Congratulations! You just successfully completed an acquisition, and the business press and your industry peers have all taken notice. Another group is following your transaction as well: state unclaimed property auditors.
Unclaimed property review, as part of transactional due diligence in a merger or acquisition, often goes overlooked. Armed with this knowledge, state unclaimed property auditors include a company’s history of transactions in audit proceedings, and states review M&A activity in their jurisdiction for likely audit candidates. This can lead to a costly process for companies that haven’t performed the proper due diligence, as the audit scope can expand to include the acquirer’s unclaimed property reporting history, the acquired company’s reporting history, plus the reporting history from other, previous acquisitions.
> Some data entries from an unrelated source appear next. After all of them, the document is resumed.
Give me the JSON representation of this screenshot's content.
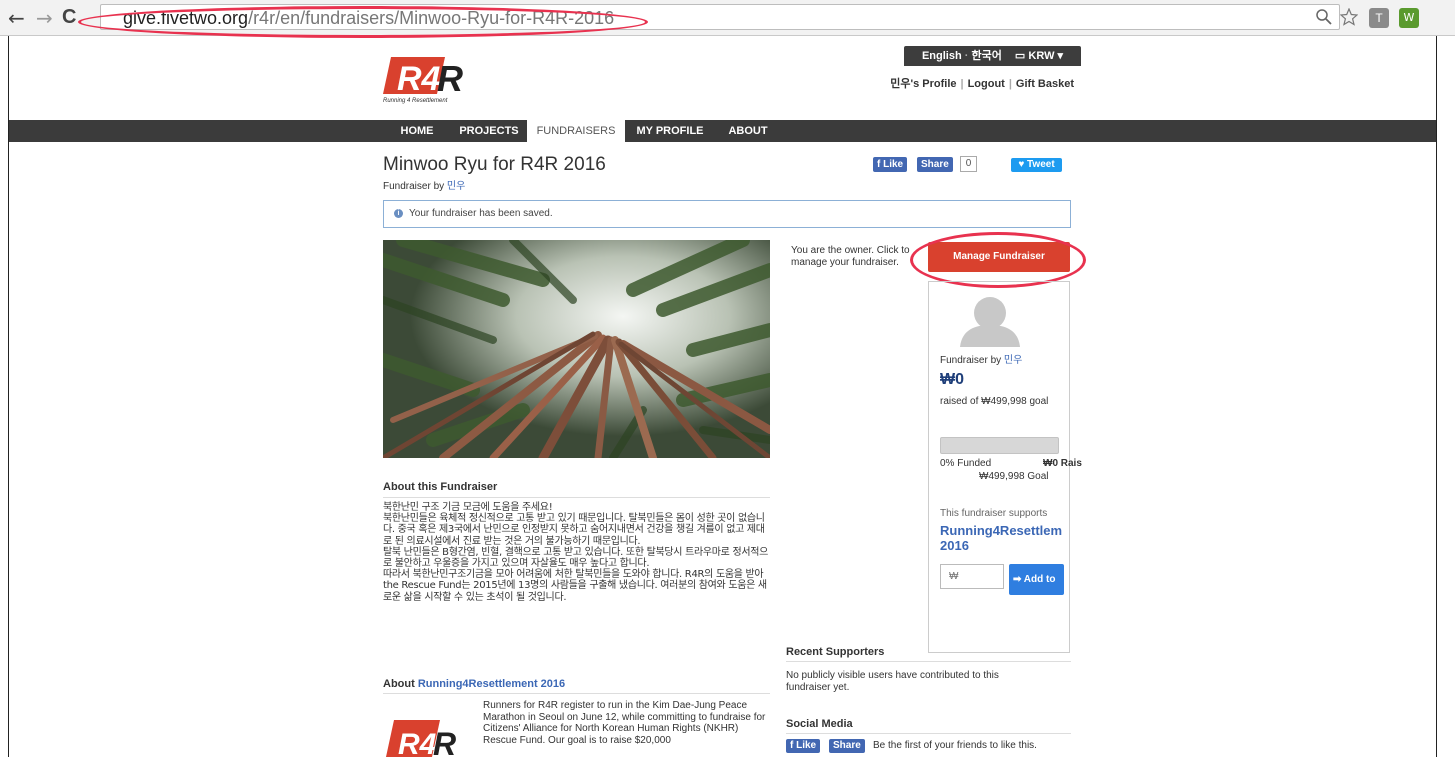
{
  "browser": {
    "back_icon": "←",
    "forward_icon": "→",
    "reload_icon": "C",
    "url_host": "give.fivetwo.org",
    "url_path": "/r4r/en/fundraisers/Minwoo-Ryu-for-R4R-2016",
    "zoom_icon": "zoom-icon",
    "star_icon": "star-icon",
    "ext1_label": "T",
    "ext2_label": "W"
  },
  "header": {
    "logo_text": "R4R",
    "logo_tagline": "Running 4 Resettlement",
    "lang_en": "English",
    "lang_ko": "한국어",
    "currency": "KRW",
    "profile_link": "민우's Profile",
    "logout_link": "Logout",
    "basket_link": "Gift Basket"
  },
  "nav": {
    "items": [
      {
        "label": "HOME"
      },
      {
        "label": "PROJECTS"
      },
      {
        "label": "FUNDRAISERS"
      },
      {
        "label": "MY PROFILE"
      },
      {
        "label": "ABOUT"
      }
    ]
  },
  "fundraiser": {
    "title": "Minwoo Ryu for R4R 2016",
    "byline_prefix": "Fundraiser by",
    "owner_name": "민우",
    "fb_like": "Like",
    "fb_share": "Share",
    "fb_count": "0",
    "tweet": "Tweet",
    "notice": "Your fundraiser has been saved.",
    "owner_text": "You are the owner. Click to manage your fundraiser.",
    "manage_button": "Manage Fundraiser"
  },
  "sidebar": {
    "by_prefix": "Fundraiser by",
    "owner_name": "민우",
    "amount": "₩0",
    "raised_text": "raised of ₩499,998 goal",
    "progress_pct": 0,
    "funded_text": "0% Funded",
    "raised_label": "₩0 Rais",
    "goal_text": "₩499,998 Goal",
    "supports_text": "This fundraiser supports",
    "campaign_name": "Running4Resettlem 2016",
    "amount_placeholder": "₩",
    "add_button": "Add to"
  },
  "about": {
    "heading": "About this Fundraiser",
    "body": "북한난민 구조 기금 모금에 도움을 주세요!\n북한난민들은 육체적 정신적으로 고통 받고 있기 때문입니다. 탈북민들은 몸이 성한 곳이 없습니다. 중국 혹은 제3국에서 난민으로 인정받지 못하고 숨어지내면서 건강을 챙길 겨를이 없고 제대로 된 의료시설에서 진료 받는 것은 거의 불가능하기 때문입니다.\n탈북 난민들은 B형간염, 빈혈, 결핵으로 고통 받고 있습니다. 또한 탈북당시 트라우마로 정서적으로 불안하고 우울증을 가지고 있으며 자살율도 매우 높다고 합니다.\n따라서 북한난민구조기금을 모아 어려움에 처한 탈북민들을 도와야 합니다. R4R의 도움을 받아 the Rescue Fund는 2015년에 13명의 사람들을 구출해 냈습니다. 여러분의 참여와 도움은 새로운 삶을 시작할 수 있는 초석이 될 것입니다."
  },
  "campaign": {
    "heading_prefix": "About",
    "heading_link": "Running4Resettlement 2016",
    "description": "Runners for R4R register to run in the Kim Dae-Jung Peace Marathon in Seoul on June 12, while committing to fundraise for Citizens' Alliance for North Korean Human Rights (NKHR) Rescue Fund. Our goal is to raise $20,000"
  },
  "recent": {
    "heading": "Recent Supporters",
    "text": "No publicly visible users have contributed to this fundraiser yet."
  },
  "social": {
    "heading": "Social Media",
    "like": "Like",
    "share": "Share",
    "text": "Be the first of your friends to like this."
  },
  "colors": {
    "brand_red": "#d9412e",
    "link_blue": "#3b67b5",
    "nav_dark": "#3b3b3b",
    "annotation_red": "#e8324f"
  }
}
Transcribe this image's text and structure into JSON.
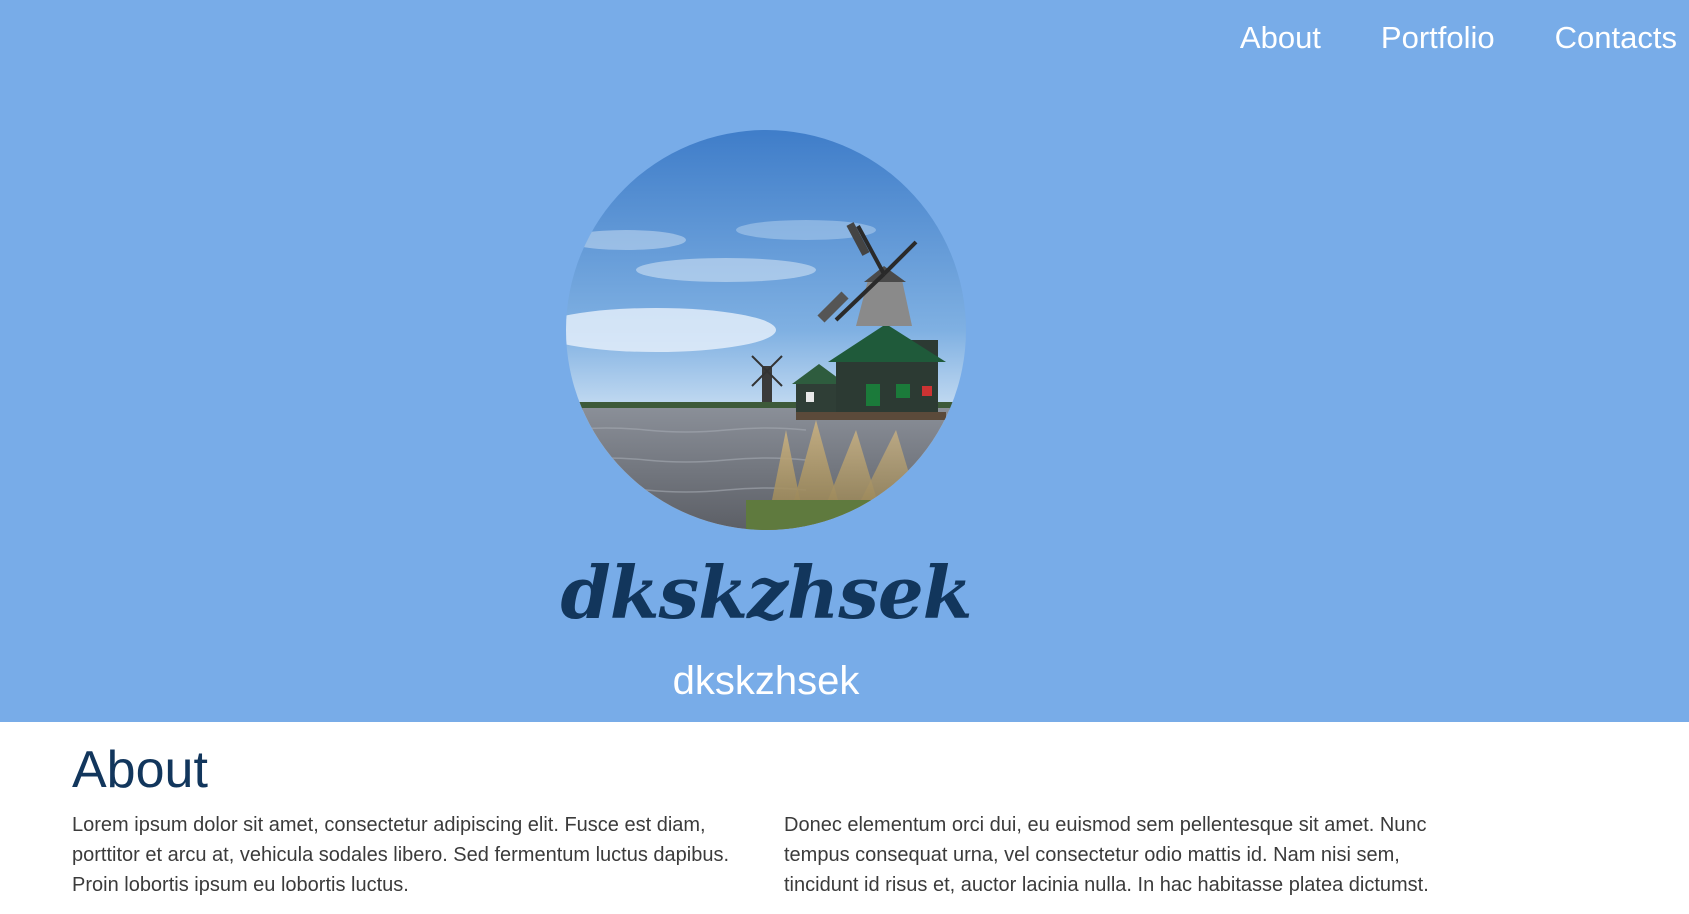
{
  "nav": {
    "items": [
      {
        "label": "About"
      },
      {
        "label": "Portfolio"
      },
      {
        "label": "Contacts"
      }
    ]
  },
  "hero": {
    "avatar_icon": "windmill-landscape-photo",
    "logo_text": "dkskzhsek",
    "subtitle": "dkskzhsek"
  },
  "about": {
    "heading": "About",
    "paragraph_left": "Lorem ipsum dolor sit amet, consectetur adipiscing elit. Fusce est diam, porttitor et arcu at, vehicula sodales libero. Sed fermentum luctus dapibus. Proin lobortis ipsum eu lobortis luctus.",
    "paragraph_right": "Donec elementum orci dui, eu euismod sem pellentesque sit amet. Nunc tempus consequat urna, vel consectetur odio mattis id. Nam nisi sem, tincidunt id risus et, auctor lacinia nulla. In hac habitasse platea dictumst."
  },
  "colors": {
    "hero_background": "#78ace8",
    "heading_navy": "#12365c",
    "body_text": "#3b3b3b",
    "nav_text": "#ffffff"
  }
}
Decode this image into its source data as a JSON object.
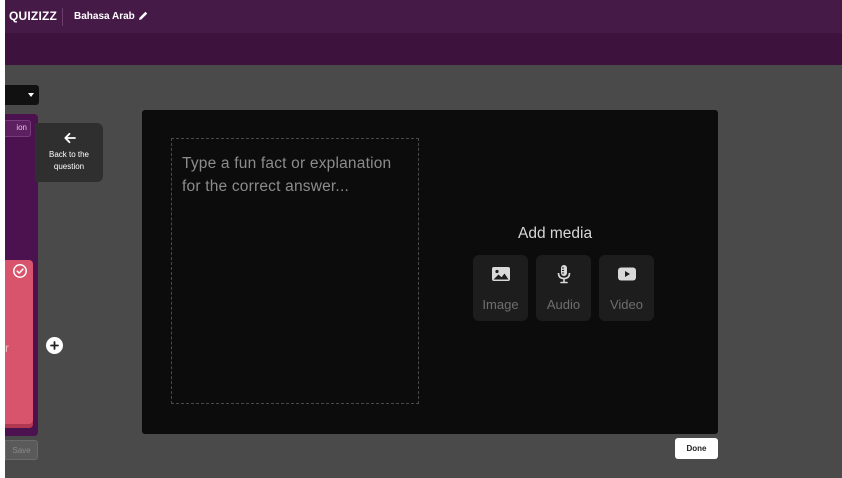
{
  "header": {
    "logo_text": "QUIZIZZ",
    "quiz_title": "Bahasa Arab",
    "edit_icon": "pencil-icon"
  },
  "sidebar": {
    "dropdown_icon": "caret-down-icon",
    "explanation_tab_label": "ion",
    "correct_icon": "check-circle-icon",
    "option_text_fragment": "r",
    "save_label": "Save"
  },
  "back_button": {
    "icon": "arrow-left-icon",
    "label_line1": "Back to the",
    "label_line2": "question"
  },
  "add_option_icon": "plus-icon",
  "explanation_editor": {
    "placeholder": "Type a fun fact or explanation for the correct answer..."
  },
  "media": {
    "title": "Add media",
    "buttons": [
      {
        "label": "Image",
        "icon": "image-icon"
      },
      {
        "label": "Audio",
        "icon": "microphone-icon"
      },
      {
        "label": "Video",
        "icon": "video-play-icon"
      }
    ]
  },
  "done_label": "Done",
  "colors": {
    "header_purple": "#461a47",
    "subheader_purple": "#3d133e",
    "workspace_gray": "#4a4a4a",
    "modal_black": "#0c0c0c",
    "option_pink": "#d8546c"
  }
}
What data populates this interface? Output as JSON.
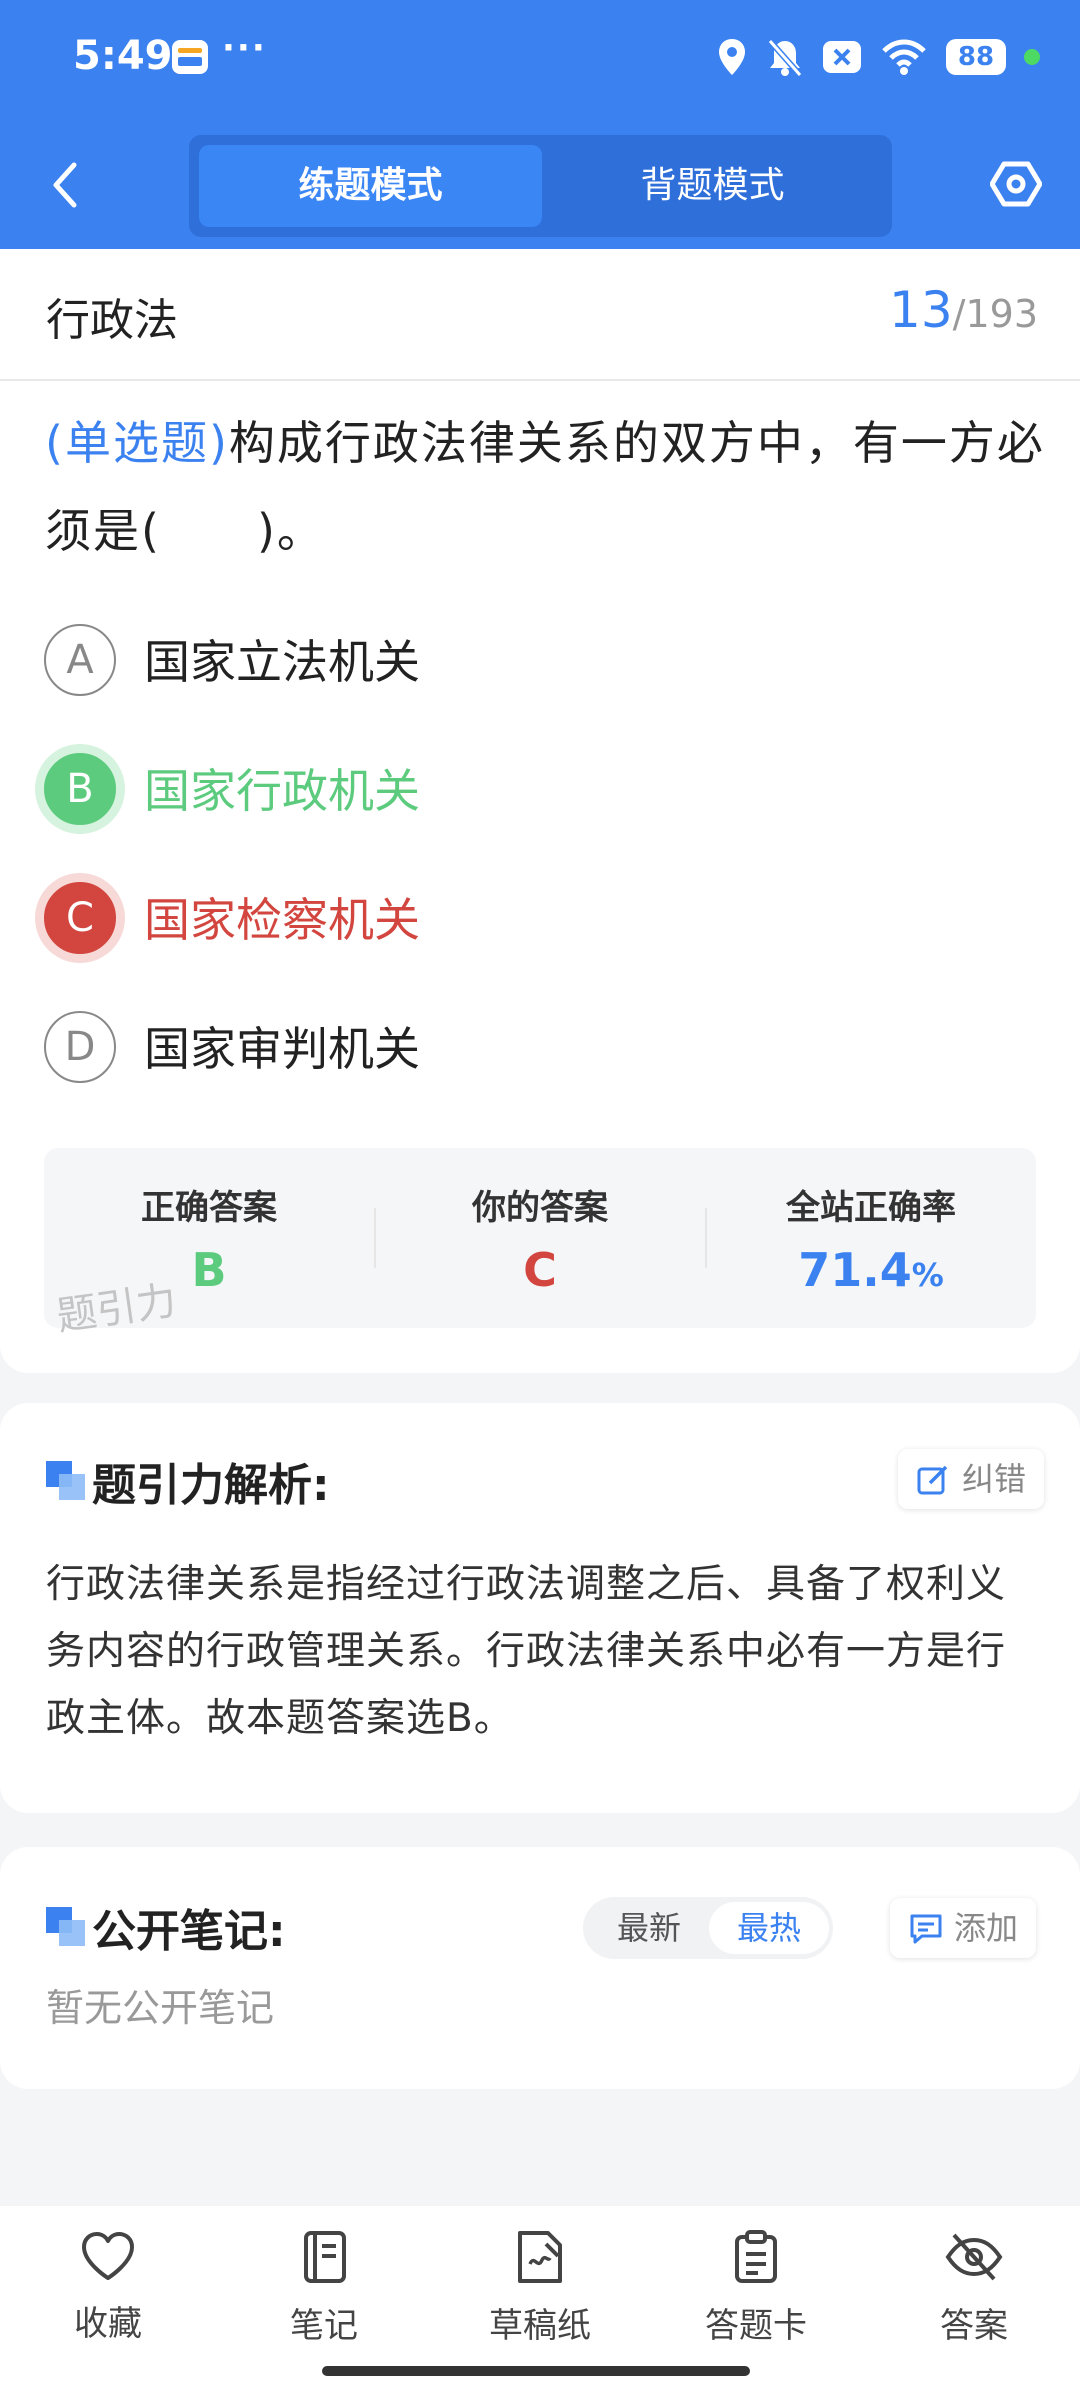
{
  "status_bar": {
    "time": "5:49",
    "more": "···",
    "battery": "88"
  },
  "header": {
    "tabs": [
      {
        "label": "练题模式",
        "active": true
      },
      {
        "label": "背题模式",
        "active": false
      }
    ]
  },
  "question": {
    "subject": "行政法",
    "current": "13",
    "total": "/193",
    "type": "(单选题)",
    "text": "构成行政法律关系的双方中，有一方必须是(　　)。",
    "options": [
      {
        "letter": "A",
        "text": "国家立法机关",
        "state": "normal"
      },
      {
        "letter": "B",
        "text": "国家行政机关",
        "state": "correct"
      },
      {
        "letter": "C",
        "text": "国家检察机关",
        "state": "wrong"
      },
      {
        "letter": "D",
        "text": "国家审判机关",
        "state": "normal"
      }
    ]
  },
  "answer_summary": {
    "correct_label": "正确答案",
    "correct_value": "B",
    "yours_label": "你的答案",
    "yours_value": "C",
    "rate_label": "全站正确率",
    "rate_value": "71.4",
    "rate_unit": "%",
    "watermark": "题引力"
  },
  "analysis": {
    "title": "题引力解析:",
    "report_label": "纠错",
    "text": "行政法律关系是指经过行政法调整之后、具备了权利义务内容的行政管理关系。行政法律关系中必有一方是行政主体。故本题答案选B。"
  },
  "notes": {
    "title": "公开笔记:",
    "sort_new": "最新",
    "sort_hot": "最热",
    "add_label": "添加",
    "empty_text": "暂无公开笔记"
  },
  "bottom_nav": [
    {
      "label": "收藏",
      "icon": "heart-icon"
    },
    {
      "label": "笔记",
      "icon": "notebook-icon"
    },
    {
      "label": "草稿纸",
      "icon": "draft-paper-icon"
    },
    {
      "label": "答题卡",
      "icon": "answer-sheet-icon"
    },
    {
      "label": "答案",
      "icon": "eye-off-icon"
    }
  ],
  "colors": {
    "brand": "#3b82f0",
    "correct": "#5ccb7e",
    "wrong": "#d2463f"
  }
}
Unclaimed property due diligence can have a direct impact on a deal price. If the company is not in compliance with state unclaimed property laws, and has written these unresolved transactions off as income, the acquiring company can be paying an inflated purchase price for the acquisition as well as acquiring the liability, depending on the nature of the acquisition. In an asset purchase, the buyer generally acquires the liabilities that are explicit in the purchase agreement. Under this circumstance, the probability of acquiring an unknown unclaimed property liability is diminished. However, in a stock purchase agreement, the buyer generally acquires all disclosed and undisclosed liabilities.
Investing the time and effort into an unclaimed property review as part of transactional due diligence will enable a buyer to evaluate risk, provide opportunity for mitigation, and reinforce or reevaluate the purchase price of the transaction. The review should include:
- Policies and procedures for resolution of credit balances, unapplied cash, accounts payable and all uncashed checks;
- Policies and procedures for unclaimed property liabilities and reporting;
- Annual unclaimed property reporting history, including copies of reports, voluntary compliance agreements and audit history;
- Exemption and due diligence history;
- Current liabilities that have not yet tolled the dormancy period;
- Third party agreements, including stock transfer agents, payroll administrators, rebate administrators, etc.; and,
- Merger and acquisition history including state of incorporation for all entities.
One factor that can hinder an unclaimed property review is record retention. The preferred record retention period for unclaimed property is at least ten years, since most unclaimed property audit lookback periods are ten years or greater. If the target company was compliant with unclaimed property laws but failed to retain evidence, it could further prolong the review period. Non-compliance altogether could also delay the acquisition until estimations are completed and mitigation efforts or a resolution plan is implemented.
So, Caveat Emptor. Be sure to include an unclaimed property review in your transactional due diligence. Otherwise, you could end up with an unclaimed property headache and a real case of buyer’s remorse.